Bellows had immediate success with Washington. He was placed on a line with Joe Juneau and Adam Oates and had 6 goals and 3 assists in the team’s final 11 games. For the playoffs, he scored 6 goals and 7 assists as the Caps advanced to the Stanley Cup Finals, only to get swept by the Detroit Red Wings.
Meanwhile, his wife’s pregnancy progressed. While the baby was due on July 3, because Tracy was already having contractions, the doctors decided to induce labor on June 10. Caps owner, Abe Pollin, made his private plane available to fly Bellows from Detroit after Game 1 to Minnesota so that he could witness the birth of his child and then fly him back to Detroit afterwards – in time for the morning skate for Game 2 of the Stanley Cup Finals.
The baby was born that afternoon (2:00 p.m.) at Fairview Southdale Hospital in Edina, Minn. It was a boy – Kieffer Sullivan Bellows (2018 Team USA WJC Player), who weighed in at 7 pounds.

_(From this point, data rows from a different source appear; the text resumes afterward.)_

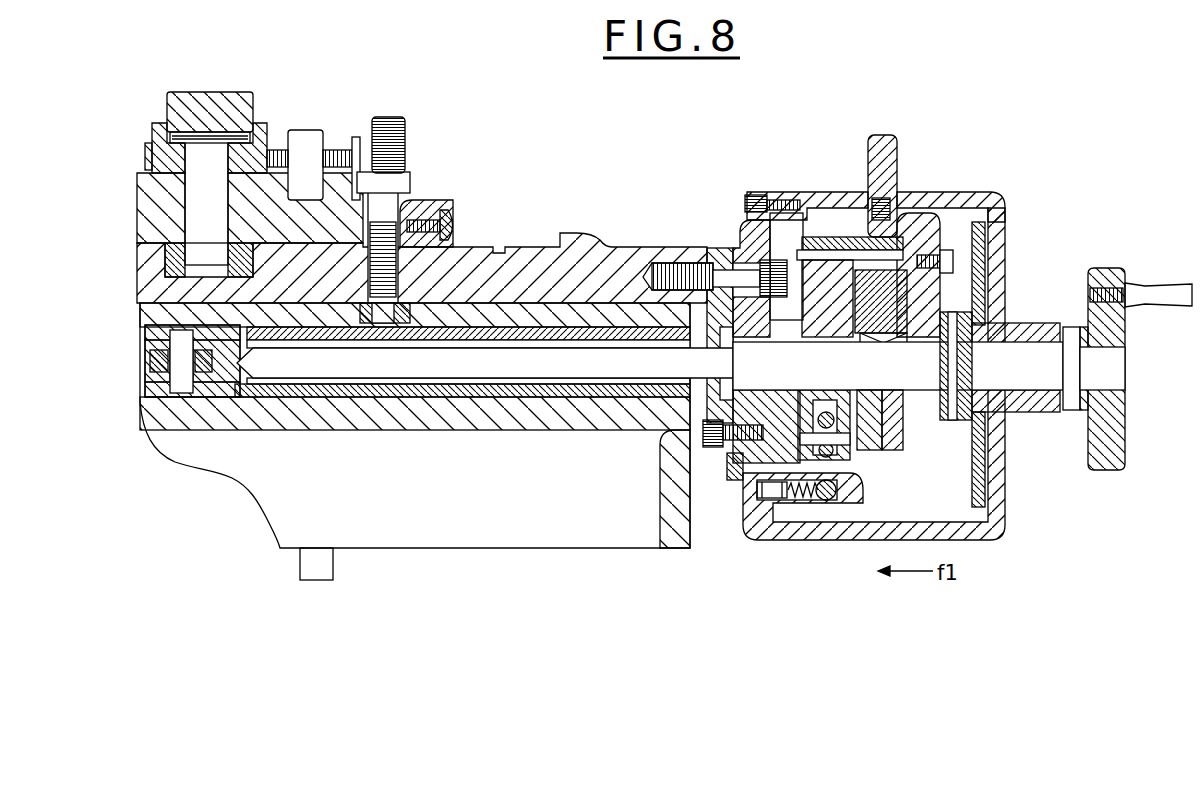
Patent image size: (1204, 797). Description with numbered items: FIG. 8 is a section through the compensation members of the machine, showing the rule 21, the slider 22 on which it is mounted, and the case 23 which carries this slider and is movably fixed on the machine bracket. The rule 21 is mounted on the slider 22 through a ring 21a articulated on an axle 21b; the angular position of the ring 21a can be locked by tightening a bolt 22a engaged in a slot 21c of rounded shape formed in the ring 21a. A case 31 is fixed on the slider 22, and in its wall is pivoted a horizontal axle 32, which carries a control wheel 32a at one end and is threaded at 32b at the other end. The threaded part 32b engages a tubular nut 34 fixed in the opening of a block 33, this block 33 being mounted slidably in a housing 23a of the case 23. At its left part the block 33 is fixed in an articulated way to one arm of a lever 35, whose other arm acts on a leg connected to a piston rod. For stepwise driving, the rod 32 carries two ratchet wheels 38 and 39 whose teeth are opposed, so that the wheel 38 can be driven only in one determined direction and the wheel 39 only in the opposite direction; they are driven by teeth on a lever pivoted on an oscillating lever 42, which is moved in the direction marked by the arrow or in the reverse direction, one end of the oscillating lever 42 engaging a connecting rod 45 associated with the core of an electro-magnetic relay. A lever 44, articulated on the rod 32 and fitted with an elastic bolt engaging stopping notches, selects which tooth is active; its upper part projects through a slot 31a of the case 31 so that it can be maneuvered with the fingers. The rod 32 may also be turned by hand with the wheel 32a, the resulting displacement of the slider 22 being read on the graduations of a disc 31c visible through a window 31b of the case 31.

The rule 21 is at (203, 108).
The ring 21a is at (432, 212).
The axle 21b is at (218, 152).
The slot 21c is at (452, 238).
The slider 22 is at (625, 265).
The bolt 22a is at (388, 205).
The case 23 is at (680, 545).
The housing 23a is at (398, 398).
The case 31 is at (815, 530).
The slot 31a is at (897, 205).
The window 31b is at (990, 262).
The disc 31c is at (975, 457).
The horizontal axle 32 is at (906, 366).
The control wheel 32a is at (1110, 455).
The threaded part 32b is at (475, 367).
The block 33 is at (322, 392).
The tubular nut 34 is at (565, 385).
The lever 35 is at (150, 357).
The ratchet wheel 38 is at (878, 437).
The ratchet wheel 39 is at (898, 437).
The oscillating lever 42 is at (822, 283).
The lever 44 is at (935, 225).
The connecting rod 45 is at (832, 470).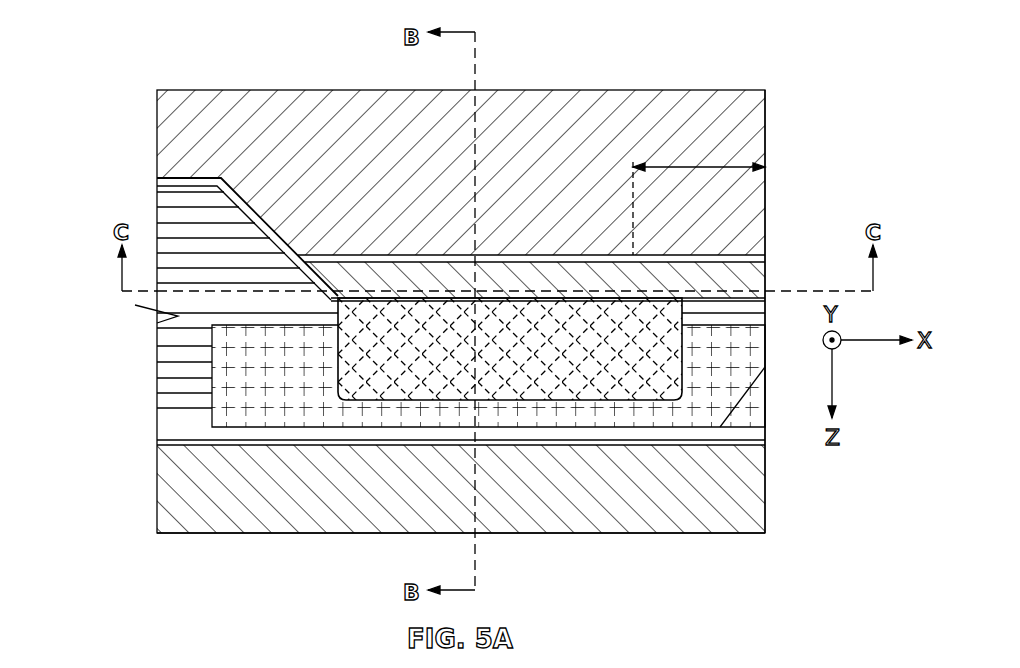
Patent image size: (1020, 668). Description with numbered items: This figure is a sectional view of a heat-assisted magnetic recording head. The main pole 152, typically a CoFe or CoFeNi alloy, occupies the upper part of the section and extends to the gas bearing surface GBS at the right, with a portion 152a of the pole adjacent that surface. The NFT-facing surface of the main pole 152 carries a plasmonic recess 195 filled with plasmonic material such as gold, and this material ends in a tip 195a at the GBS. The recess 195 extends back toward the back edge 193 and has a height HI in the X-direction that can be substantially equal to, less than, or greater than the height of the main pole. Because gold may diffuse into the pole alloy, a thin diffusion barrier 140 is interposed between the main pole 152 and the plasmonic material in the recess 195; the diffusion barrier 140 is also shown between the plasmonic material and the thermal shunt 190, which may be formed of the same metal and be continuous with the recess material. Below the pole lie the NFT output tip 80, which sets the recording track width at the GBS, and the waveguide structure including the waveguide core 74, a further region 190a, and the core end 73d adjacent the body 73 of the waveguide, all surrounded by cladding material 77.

The main pole 152 is at (747, 123).
The write pole tip portion 152a is at (765, 228).
The gas bearing surface GBS is at (765, 180).
The plasmonic recess 195 is at (513, 275).
The plasmonic recess tip 195a is at (765, 278).
The diffusion barrier 140 is at (742, 298).
The cladding material 77 is at (208, 308).
The waveguide core 74 is at (252, 340).
The NFT output tip 80 is at (737, 378).
The waveguide core end 73d is at (767, 483).
The substrate layer 73 is at (597, 513).
The thermal shunt 190 is at (383, 382).
The second region 190a is at (663, 318).
The back edge 193 is at (332, 295).
The height H1 HI is at (699, 206).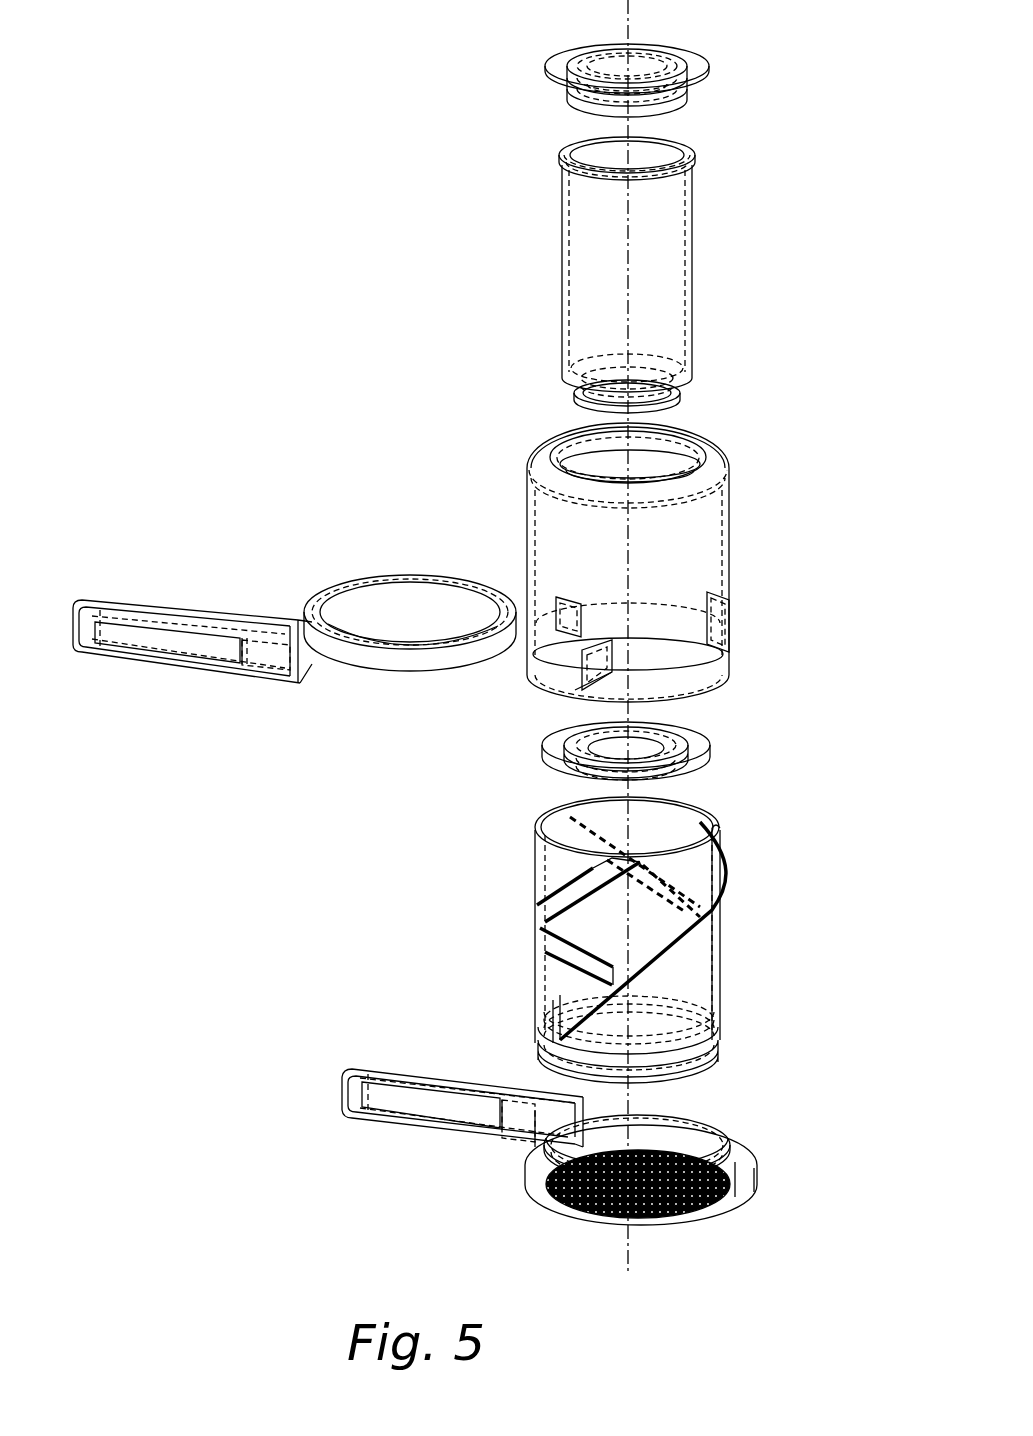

It was the couple’s second child, as they already had a 3-year old girl named Brianna. Afterwards, Bellows returned to the team in time for Game 2.
Bellows played one more season with the Caps, 1998-1999, and scored 17 goals and had 19 assists. That season, he scored his 1,000th career point, in a game against Toronto on January 2, 1999 and became the 54th player in the NHL to reach that career milestone. He scored a goal in the second period of that game to reach 999 and then assisted on a goal by Jeff Toms for the 1,000th point.
After that season, he retired, finished his degree, and went to work in the finance industry with Piper Jaffray.
Like his dad, Kieffer also became interested in hockey. He played for one season with the Boston University Terriers, was drafted by the New York Islanders with the 19th pick in the 2016 NHL Draft and represented the United States at the 2018 World Junior Games. He currently plays junior hockey with the Portland Winterhawks (WHL).